Une saison très longue et froide pour l'Europe centrale et septentrionale, s'étendant sur une période plus longue que la saison elle-même. Les prévisions énergétiques ne sont pas du tout flatteuses, les mesures adoptées pour le moment laissent déjà entrevoir de véritables rustines dont les résultats ou les conséquences désastreuses se profilent déjà, non seulement pour surmonter la crise énergétique, mais aussi la crise économique dérivée de la précédente ; bien que cette dernière se profile depuis un certain temps déjà, malgré les efforts de nos dirigeants pour la dissimuler et la nier.
Le manque de coordination européenne dans ce domaine et le fameux chacun pour soi quand le navire coule deviennent tellement pathétiques que la Commission européenne annonce déjà des mesures vraiment grossières, à appliquer immédiatement et sans considération.
Mais je crains que les répercussions de ces actions ne dépassent les frontières et les acteurs européens ; la pénurie de certains matériaux et matières premières affecte également l'économie mondiale, dans les Amériques et dans les pays ayant des économies et des industries très importantes en Asie, comme la Chine, le Japon, la Corée du Sud et l'Inde, ce qui, avec les sécheresses et les famines actuelles en Afrique et l'énorme croissance du prix de l'énergie, ajoutera sans aucun doute, comme d'autres ingrédients, à cette formidable et inattendue salade d'effets aussi néfastes que presque imprévisibles dans leur totalité.
Un autre phénomène observé dans ce conflit de guerre hybride est que des tactiques, méthodes ou procédures identiques ou similaires ne sont pas seulement utilisées à profusion par l'attaquant. L'attaquant a également trouvé en eux un moyen de s'échapper ou de réagir en finançant et en alimentant le conflit à son avantage en utilisant des capacités similaires pour saper les aspirations de l'adversaire. La propagande, les discours plaintifs et éloquents devant les caméras de députés du monde entier profitant des nouvelles technologies et les contacts bilatéraux inlassables apportent, pour l'instant, des résultats plus profitables pour l'Ukraine que pour la Russie.

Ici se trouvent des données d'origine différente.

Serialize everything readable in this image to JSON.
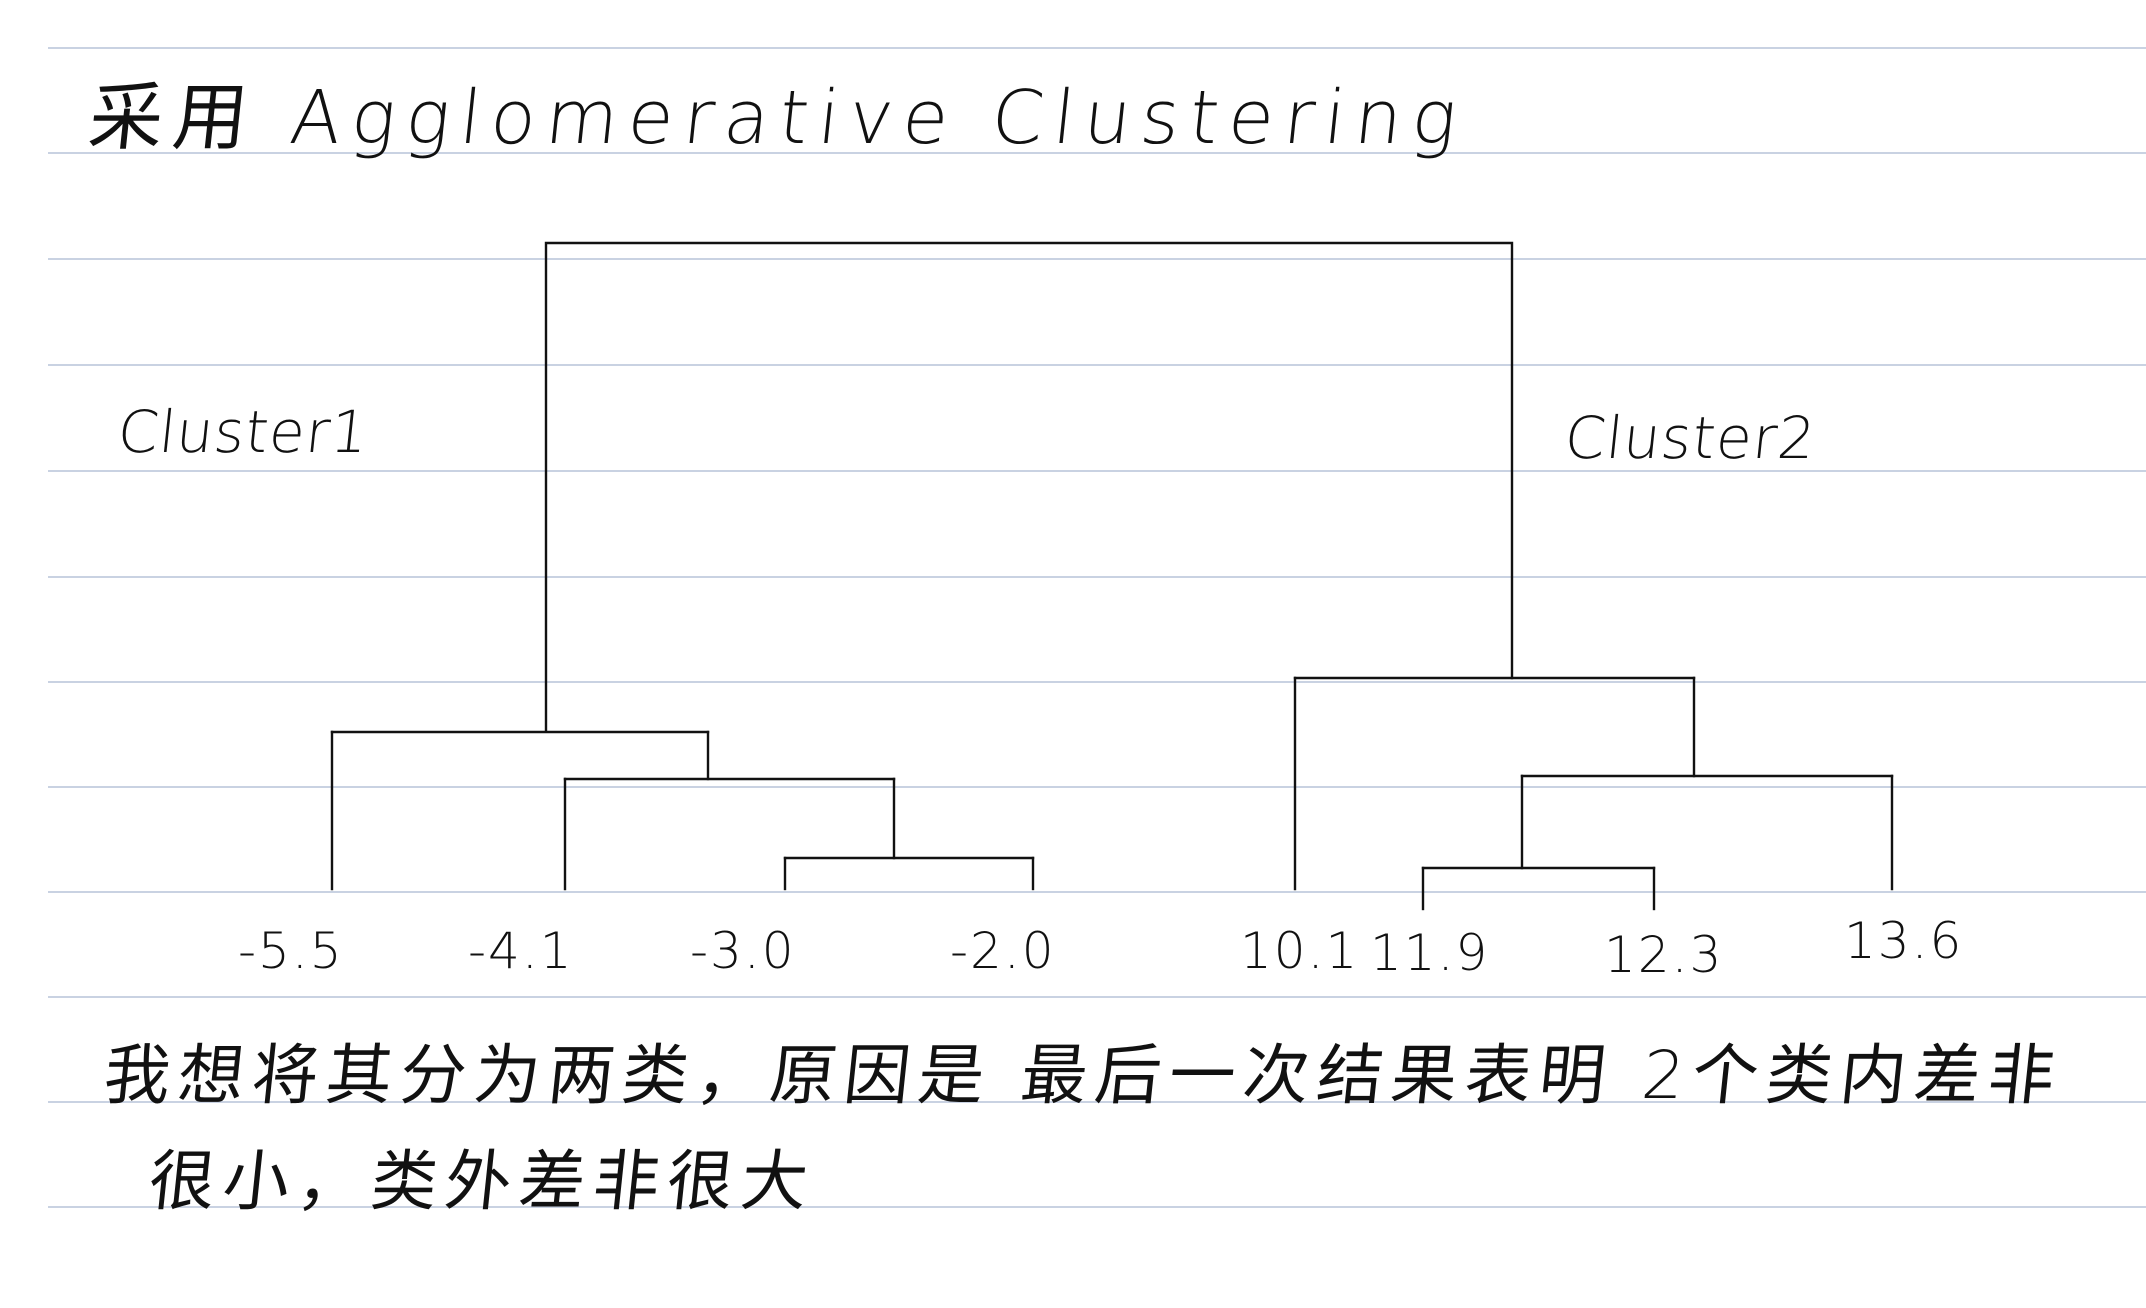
{
  "title": "采用 Agglomerative Clustering",
  "clusters": {
    "left_label": "Cluster1",
    "right_label": "Cluster2"
  },
  "leaves": [
    "-5.5",
    "-4.1",
    "-3.0",
    "-2.0",
    "10.1",
    "11.9",
    "12.3",
    "13.6"
  ],
  "note": {
    "line1": "我想将其分为两类，原因是 最后一次结果表明 2个类内差非",
    "line2": "很小，类外差非很大"
  },
  "colors": {
    "ink": "#111111",
    "rule": "#c9d2e2"
  }
}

Sinon, il aurait été impossible de résister pendant six mois et de continuer à tenir en échec une armée russe qui, malgré tous ses défauts et ses grands problèmes de leadership, de planification, d'exécution et de manque de moral au combat, continue d'être bien supérieure à l'armée ukrainienne, dotée d'un armement varié et d'un entraînement complexe, bien que pleine de moral au combat et constamment approvisionnée en aides qui, dans certains cas, sont franchement importantes et vitales, alors que dans d'autres, comme en Espagne, elles ne sont que des témoignages, en remorque et pour couvrir le dossier.
Nous pensions que, puisque les plans de guerre éclair de la Russie n'ont pas fonctionné au départ, Poutine allait inévitablement perdre la guerre. Je ne suis pas entièrement convaincu, car nous ne pensions pas que cela allait se transformer en un conflit de ce type.